How Long Results Last
Most patients report satisfaction with their results for at least five years, and in many cases the improvement lasts a decade or longer. Your skin and tissues will continue to age, so some loosening will gradually return, but the clock has been meaningfully set back. Factors like sun protection, smoking status, and genetics all influence how quickly changes reappear. A combined upper and lower procedure tends to deliver the most comprehensive rejuvenation, but each can be performed independently and repeated years later if needed.
Risks and Complications
Bruising and swelling are virtually universal in the early days, with reported bruising rates ranging from 20 to 96 percent depending on how it’s measured. Chemosis, a temporary swelling of the clear membrane over the white of the eye, occurs in about 15 to 26 percent of lower blepharoplasty patients and usually resolves on its own.

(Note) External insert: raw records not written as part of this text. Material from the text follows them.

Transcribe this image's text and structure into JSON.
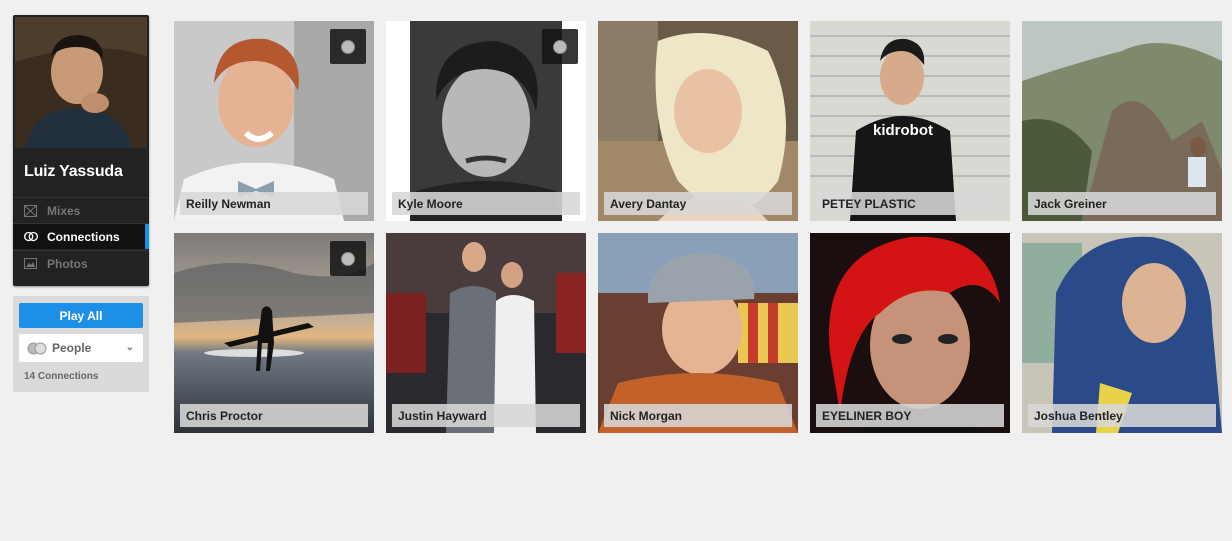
{
  "profile": {
    "name": "Luiz Yassuda",
    "nav": [
      {
        "label": "Mixes",
        "icon": "mixes-icon",
        "active": false
      },
      {
        "label": "Connections",
        "icon": "connections-icon",
        "active": true
      },
      {
        "label": "Photos",
        "icon": "photos-icon",
        "active": false
      }
    ]
  },
  "actions": {
    "play_all_label": "Play All",
    "filter_selected": "People",
    "connections_count": "14 Connections"
  },
  "colors": {
    "accent": "#1d8fe6",
    "sidebar_bg": "#222222",
    "page_bg": "#f0f0f0"
  },
  "connections": [
    {
      "name": "Reilly Newman",
      "follow_button": true
    },
    {
      "name": "Kyle Moore",
      "follow_button": true
    },
    {
      "name": "Avery Dantay",
      "follow_button": false
    },
    {
      "name": "PETEY PLASTIC",
      "follow_button": false
    },
    {
      "name": "Jack Greiner",
      "follow_button": false
    },
    {
      "name": "Chris Proctor",
      "follow_button": true
    },
    {
      "name": "Justin Hayward",
      "follow_button": false
    },
    {
      "name": "Nick Morgan",
      "follow_button": false
    },
    {
      "name": "EYELINER BOY",
      "follow_button": false
    },
    {
      "name": "Joshua Bentley",
      "follow_button": false
    }
  ]
}
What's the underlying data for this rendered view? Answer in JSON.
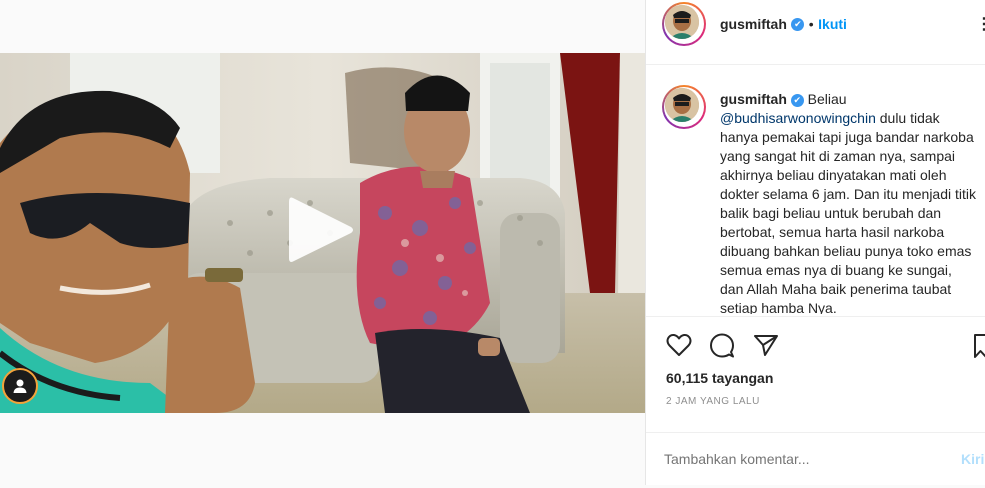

Dry eye symptoms are the complication patients notice most. Rates range from near zero to about 26 percent, with the highest numbers seen in people who have both upper and lower lids done at the same time. Most dry eye symptoms that last beyond two weeks resolve within two months, dropping to around 2 percent of patients at that point.
Lower lid malposition, where the lid pulls down or away from the eye after surgery, occurs in 0 to roughly 5 percent of lower blepharoplasty cases. The more severe form, ectropion (the lid turning visibly outward), has been reported in up to 11 percent in some studies, though rates are much lower with modern techniques that preserve the supporting muscle. Mild cases often resolve within three months without additional surgery.
Who Should Be Cautious
Pre-existing dry eye disease does not automatically rule out blepharoplasty, but it does demand careful planning. Conditions that reduce tear production or quality, including autoimmune disorders like Sjögren’s syndrome and rheumatoid arthritis, as well as rosacea and certain medications (antihistamines, diuretics, antidepressants, and systemic retinoids), all increase the risk of postoperative dryness. If you’ve had any eye surgery recently, most surgeons recommend waiting 6 to 12 months before proceeding. A thorough preoperative eye exam, including tear film assessment, helps your surgeon gauge risk and adjust the surgical plan accordingly.